Stochastics and Statistics Seminar

Jagers-Nerman stable age distribution theory, change point detection and power of two choices in evolving networks

Speaker Name: Shankar Bhamidi (UNC)

Date: March 24, 2017

Time: 11:00am

Location: E18-304


Abstract: The last few years have seen an explosion in the amount of data on real world networks, including networks that evolve over time. A number of mathematical models have been proposed to understand the evolution of such networks and explain the emergence of a wide array of structural features such as heavy tailed degree distribution and small world connectivity of real networks. One sophisticated mathematical tool in the arsenal of a modern probabilist is the so-called Jagers and Nerman stable age distribution theory. In this talk we will describe two such settings:

(i) Change point detection for networks: We consider the preferential attachment model. We formulate and study the regime where the network transitions from one evolutionary scheme to another. In the large network limit we derive asymptotics for various functionals of the network including degree distribution and maximal degree. We study functional central limit theorems for the evolution of the degree distribution which feed into proving consistency of a proposed estimator of the change point.

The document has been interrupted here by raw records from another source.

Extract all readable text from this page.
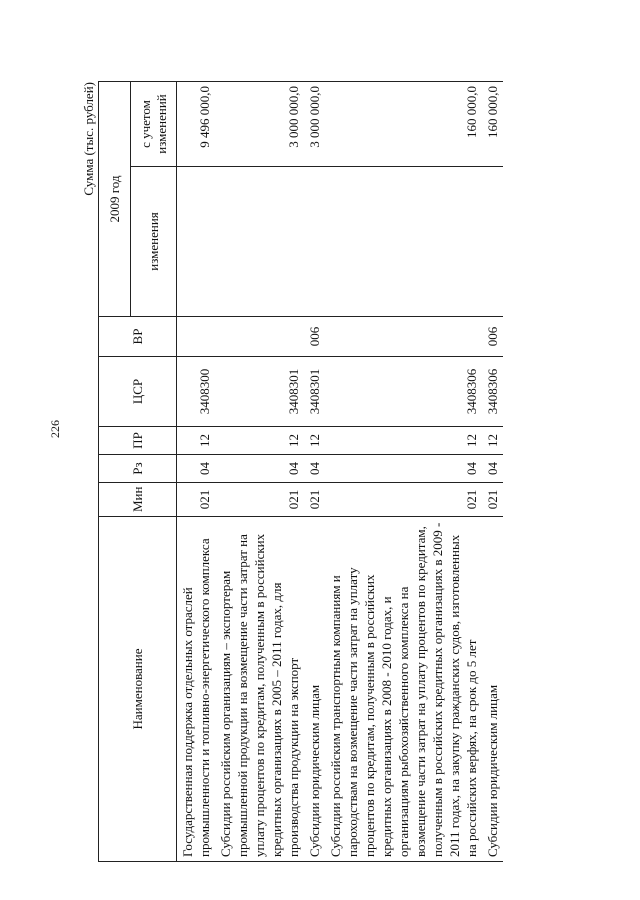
226
Сумма (тыс. рублей)
Наименование	Мин	Рз	ПР	ЦСР	ВР	2009 год	
						изменения	с учетом изменений
Государственная поддержка отдельных отраслей промышленности и топливно-энергетического комплекса	021	04	12	3408300			9 496 000,0
Субсидии российским организациям – экспортерам промышленной продукции на возмещение части затрат на уплату процентов по кредитам, полученным в российских кредитных организациях в 2005 – 2011 годах, для производства продукции на экспорт	021	04	12	3408301			3 000 000,0
Субсидии юридическим лицам	021	04	12	3408301	006		3 000 000,0
Субсидии российским транспортным компаниям и пароходствам на возмещение части затрат на уплату процентов по кредитам, полученным в российских кредитных организациях в 2008 - 2010 годах, и организациям рыбохозяйственного комплекса на возмещение части затрат на уплату процентов по кредитам, полученным в российских кредитных организациях в 2009 - 2011 годах, на закупку гражданских судов, изготовленных на российских верфях, на срок до 5 лет	021	04	12	3408306			160 000,0
Субсидии юридическим лицам	021	04	12	3408306	006		160 000,0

(ii) Power of choice and network evolution: Recently, Raissa D'Souza et al proposed a new model of random tree growth with choice, where each new vertex first picks a set of vertices uniformly at random from the existing network and then chooses to attach itself according to some functional of the degree e.g. to either the vertex with the maximal or minimal degree. We prove that these random trees converge locally to limiting infinite random sin-trees. These limiting objects are described through a continuous time branching process whose offspring distribution is obtained via a recursive construction from the limiting degree distribution. The local weak convergence of these trees implies convergence of global functionals such including the spectral distribution of the adjacency matrix.

Speaker Bio:

Shankar Bhamidi is an Associate Professor in the Department of Statistics and Operations Research at UNC Chapel Hill. He joined the department in July 2009 after completing a postdoc in the Mathematics Department, at the University of British Columbia, Vancouver. He completed his Ph.D. in 2008 at the Department of Statistics, University of California, Berkeley under Professor David Aldous. He works in both probability and statistics, in particular in deriving rigorous properties of network models as well as their applications in various domains.